Coupez cet arbre que je ne saurais voir...

   Comme les marrons en automne, les chocolats à Noël, le muguet au 1er Mai, voici la polémique du jour à propos de l'épreuve de français en séries ES et S.  Dans la lignée des années précédentes, cette polémique a enfanté sa pétition spécifique : auteur inconnu (comment savoir que c'est une femme ?),  1991, époque inconnue  pour un lycéen de 2019 (rendez-nous  Ronsard, Lamartine, Hugo...avec leurs 8 ou 10 notes de vocabulaire, voire de "traductions"),  thème de l'arbre trop difficile...

  Et si on s'en tenait à la consigne de base, lire le texte pour lui-même, ce qu'il dit et comment il le dit, sans s'empêtrer dans des considérations savantes plus ou moins heureuses et plaquées sans nuances ?

Andrée Chédid, « Destination : arbre », Tant de corps et tant d’âme, 1991.

Destination : arbre

Parcourir l'Arbre
Se lier aux jardins
Se mêler aux forêts
Plonger au fond des terres
Pour renaître de l'argile

Peu à peu
S'affranchir des sols et des racines
Gravir lentement le fût
Envahir la charpente
Se greffer aux branchages

Puis         dans un éclat de feuilles1
Embrasser l'espace
Résister aux orages
Déchiffrer les soleils
Affronter jour et nuit

Évoquer ensuite
Au cœur d'une métropole
Un arbre         un seul
Enclos dans l'asphalte
Éloigné des jardins
Orphelin des forêts

Un arbre
Au tronc rêche
Aux branches taries
Aux feuilles longuement éteintes

S'unir à cette soif
Rejoindre cette retraite
Écouter ces appels

Sentir sous l'écorce
Captives mais invincibles
La montée des sèves
La pression des bourgeons
Semblables aux rêves tenaces
Qui fortifient nos vies

Cheminer d'arbre en arbre
Explorant l'éphémère
Aller d'arbre en arbre
Dépistant la durée.

1 Les espaces aux vers 11 et 18 sont un choix d’Andrée Chédid.

 
 

  A titre de comparaison, voici le poème de Prévert, "Arbres". L'auteur est nettement plus connu des lycéens car étudié en primaire et au collège. Voici un certain temps - lointain, certes- , il a même été donné aux épreuves du brevet des collèges. Aurait-il été plus "facile" à commenter  en 2019 avec sa forme à analyser, ses jeux sur les mots, sa petite musique douce-amère  ?
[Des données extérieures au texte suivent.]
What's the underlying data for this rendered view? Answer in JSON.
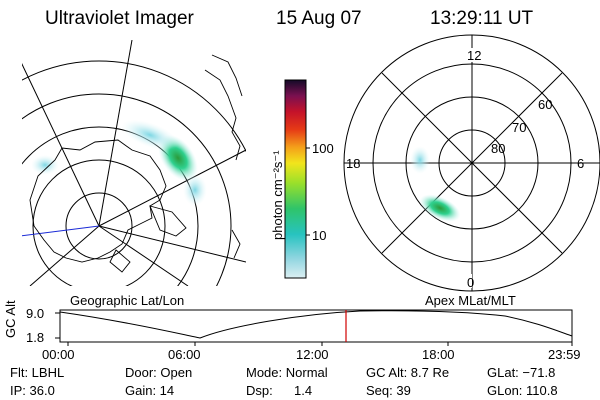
{
  "header": {
    "instrument": "Ultraviolet Imager",
    "date": "15 Aug 07",
    "time": "13:29:11 UT"
  },
  "colorbar": {
    "unit_label": "photon cm⁻²s⁻¹",
    "ticks": [
      "100",
      "10"
    ],
    "scale": "log"
  },
  "geo_panel": {
    "label": "Geographic Lat/Lon"
  },
  "mag_panel": {
    "label": "Apex MLat/MLT",
    "mlt_labels": {
      "top": "12",
      "right": "6",
      "bottom": "0",
      "left": "18"
    },
    "lat_labels": [
      "60",
      "70",
      "80"
    ]
  },
  "altitude_plot": {
    "ylabel": "GC Alt",
    "yticks": [
      "9.0",
      "1.8"
    ],
    "xticks": [
      "00:00",
      "06:00",
      "12:00",
      "18:00",
      "23:59"
    ],
    "current_time_marker": "13:29"
  },
  "footer": {
    "flt": "Flt: LBHL",
    "door": "Door: Open",
    "mode": "Mode: Normal",
    "gcalt": "GC Alt: 8.7 Re",
    "glat": "GLat: −71.8",
    "ip": "IP: 36.0",
    "gain": "Gain: 14",
    "dsp_label": "Dsp:",
    "dsp_value": "1.4",
    "seq": "Seq: 39",
    "glon": "GLon: 110.8"
  },
  "colors": {
    "background": "#ffffff",
    "ink": "#000000",
    "time_marker": "#d00000",
    "longitude_line": "#1a2ad6"
  }
}
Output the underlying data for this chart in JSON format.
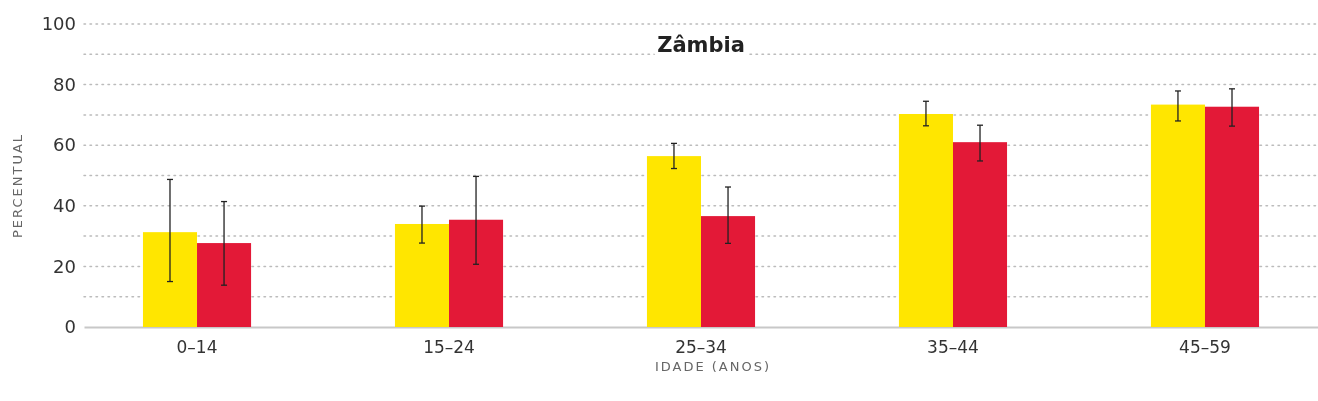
{
  "chart_data": {
    "type": "bar",
    "title": "Zâmbia",
    "xlabel": "IDADE (ANOS)",
    "ylabel": "PERCENTUAL",
    "categories": [
      "0–14",
      "15–24",
      "25–34",
      "35–44",
      "45–59"
    ],
    "series": [
      {
        "color": "#ffe600",
        "values": [
          31.3,
          34,
          56.4,
          70.3,
          73.4
        ],
        "errors": [
          [
            15,
            48.7
          ],
          [
            27.7,
            39.9
          ],
          [
            52.3,
            60.6
          ],
          [
            66.4,
            74.5
          ],
          [
            68,
            77.9
          ]
        ]
      },
      {
        "color": "#e31937",
        "values": [
          27.7,
          35.4,
          36.6,
          61,
          72.7
        ],
        "errors": [
          [
            13.8,
            41.4
          ],
          [
            20.7,
            49.7
          ],
          [
            27.6,
            46.2
          ],
          [
            54.8,
            66.6
          ],
          [
            66.3,
            78.6
          ]
        ]
      }
    ],
    "ylim": [
      0,
      100
    ],
    "yticks": [
      0,
      {
        "value": 10,
        "label": null
      },
      20,
      {
        "value": 30,
        "label": null
      },
      40,
      {
        "value": 50,
        "label": null
      },
      60,
      {
        "value": 70,
        "label": null
      },
      80,
      {
        "value": 90,
        "label": null
      },
      100
    ],
    "grid": "y"
  }
}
Prévert,  "Arbres" dans Histoires (1946)

En argot les hommes appellent les oreilles des feuilles

c'est dire comme ils sentent que les arbres connaissent la musique

mais la langue verte des arbres est un argot bien plus ancien

Qui peut savoir ce qu'ils disent lorsqu'ils parlent des humains

Les arbres parlent arbre comme les enfants parlent enfant

Quand un enfant de femme et d'homme adresse la parole à un arbre



l'arbre répond

l'enfant l'entend

Plus tard l'enfant

parle arboriculture

avec ses maîtres et ses parents

Il n'entend plus la voix des arbres

il n'entend plus leur chanson dans le vent

Pourtant parfois une petite fille pousse un cri de détresse dans un square de ciment armé d'herbe morne et de terre souillée
Est-ce... oh... est-ce la tristesse d'être abandonnée qui me fait crier au secours ou la crainte que vous m'oubliiez arbres de ma jeunesse ma jeunesse pour de vrai
Dans l'oasis du souvenir une source vient de jaillir est-ce pour me faire pleurer
J'étais si heureuse dans la foule la foule verte de la forêt avec la peur de me perdre et la crainte de me retrouver

N'oubliez pas votre petite amie arbres de ma forêt.